La mirada de mis compañeros va más allá de sus ojos, da vergüenza asomarse a
ella y se, de antemano, que igualmente ellos me analizan y ven el recorrido que hago por el rostro, sienten que trazo sus caras antes de dibujarlas sobre el papel. A menudo hago este ejercicio en el metro, recorro el vagón en un vistazo y como un dios de pacotilla selecciono a una persona, me fijo en sus facciones, descubro peculiaridades y dibujo mentalmente, transito despacio y camino lentamente por su perfil o toda su fisonomía;descubro una enorme belleza escondida en lo irregular, lo distinto, aquello que hace que esa persona sea diferente: un rasgo, una asimetría, tal vez un defecto respecto a los cánones. En ese estudio minucioso imagino sus vidas, los avatares que les han provocado las arrugas, ese rictus, una cicatriz, por qué alguien lleva el pelo alborotado, le falta un botón a la ropao sus manos están impolutas.

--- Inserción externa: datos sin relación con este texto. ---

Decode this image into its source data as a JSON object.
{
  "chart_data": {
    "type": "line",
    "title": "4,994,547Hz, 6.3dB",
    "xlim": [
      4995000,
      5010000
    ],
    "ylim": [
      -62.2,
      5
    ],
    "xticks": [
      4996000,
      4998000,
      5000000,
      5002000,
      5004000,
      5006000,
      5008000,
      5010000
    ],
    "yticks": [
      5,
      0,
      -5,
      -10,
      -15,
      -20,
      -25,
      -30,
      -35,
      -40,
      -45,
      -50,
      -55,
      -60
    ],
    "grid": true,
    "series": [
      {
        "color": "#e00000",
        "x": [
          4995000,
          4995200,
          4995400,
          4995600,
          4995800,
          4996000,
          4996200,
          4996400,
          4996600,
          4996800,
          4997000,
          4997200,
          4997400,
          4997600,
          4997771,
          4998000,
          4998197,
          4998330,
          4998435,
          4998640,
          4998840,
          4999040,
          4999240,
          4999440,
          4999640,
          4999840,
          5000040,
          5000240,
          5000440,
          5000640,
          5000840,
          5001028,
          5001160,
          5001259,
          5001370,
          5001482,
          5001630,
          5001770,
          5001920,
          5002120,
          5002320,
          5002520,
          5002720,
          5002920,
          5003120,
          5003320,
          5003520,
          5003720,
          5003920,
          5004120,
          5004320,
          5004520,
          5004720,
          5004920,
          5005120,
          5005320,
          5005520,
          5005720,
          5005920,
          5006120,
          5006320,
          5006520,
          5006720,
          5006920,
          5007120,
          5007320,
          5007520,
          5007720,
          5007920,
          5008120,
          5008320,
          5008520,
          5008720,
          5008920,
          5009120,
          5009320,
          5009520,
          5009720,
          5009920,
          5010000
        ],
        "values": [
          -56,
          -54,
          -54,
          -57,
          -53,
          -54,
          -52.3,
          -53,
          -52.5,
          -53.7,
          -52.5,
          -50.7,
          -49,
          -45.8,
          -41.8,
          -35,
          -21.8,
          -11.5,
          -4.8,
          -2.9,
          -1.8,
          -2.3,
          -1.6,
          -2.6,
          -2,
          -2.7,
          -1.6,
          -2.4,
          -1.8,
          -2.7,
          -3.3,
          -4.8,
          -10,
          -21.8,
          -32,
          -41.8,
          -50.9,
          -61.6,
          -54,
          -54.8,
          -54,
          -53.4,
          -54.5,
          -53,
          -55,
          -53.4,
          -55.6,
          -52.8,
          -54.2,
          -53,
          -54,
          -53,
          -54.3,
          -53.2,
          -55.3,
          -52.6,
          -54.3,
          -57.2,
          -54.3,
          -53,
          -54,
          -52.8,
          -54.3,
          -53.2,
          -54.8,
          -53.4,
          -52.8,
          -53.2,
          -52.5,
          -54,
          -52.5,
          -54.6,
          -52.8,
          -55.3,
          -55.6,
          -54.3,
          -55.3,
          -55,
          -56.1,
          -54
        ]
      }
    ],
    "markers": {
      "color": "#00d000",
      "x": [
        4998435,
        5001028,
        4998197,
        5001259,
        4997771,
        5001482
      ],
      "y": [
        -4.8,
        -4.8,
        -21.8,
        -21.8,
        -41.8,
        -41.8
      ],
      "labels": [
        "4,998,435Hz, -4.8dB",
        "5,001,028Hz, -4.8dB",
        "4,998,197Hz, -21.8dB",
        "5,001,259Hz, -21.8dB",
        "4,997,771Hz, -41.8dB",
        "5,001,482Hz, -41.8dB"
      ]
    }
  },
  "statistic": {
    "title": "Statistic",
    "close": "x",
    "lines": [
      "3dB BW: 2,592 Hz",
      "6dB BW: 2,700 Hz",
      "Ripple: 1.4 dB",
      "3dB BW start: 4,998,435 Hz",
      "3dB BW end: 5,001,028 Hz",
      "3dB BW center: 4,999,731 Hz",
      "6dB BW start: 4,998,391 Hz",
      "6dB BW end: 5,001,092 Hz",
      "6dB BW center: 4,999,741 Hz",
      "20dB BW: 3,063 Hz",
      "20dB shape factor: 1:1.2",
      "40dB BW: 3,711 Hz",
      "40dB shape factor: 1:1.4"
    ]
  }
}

Recuerdo que, en una preciosa ceremonia de té a la que asistí hace años, me hicieron observar
la hermosura que tiene lo distinto. Los cuencos eran todos diferentes, tenían irregularidades y eso los convertía en únicos, lo que en occidente significa la perfección no tiene nada que ver con el concepto oriental. Algo hecho artificialmente puede llegar a ser perfecto, lo hecho por la mano de un hombre, no y ahí radica su excepción: que el ser humano no puede hacer dos cosas idénticas, que va a dejar huella, mácula en su trabajo y, precisamente eso, será lo que vuelva exclusivo al objeto.
Dibujando a mi compañero Juanpi noté lo difícil que le resultaba mi mirada y permitir que recorriera su rostro, un suplicio. Traté de frivolizar pero he notado que me va a costar ganarme su confianza y que pose tranquilo, sin tensión, con la boca relajada.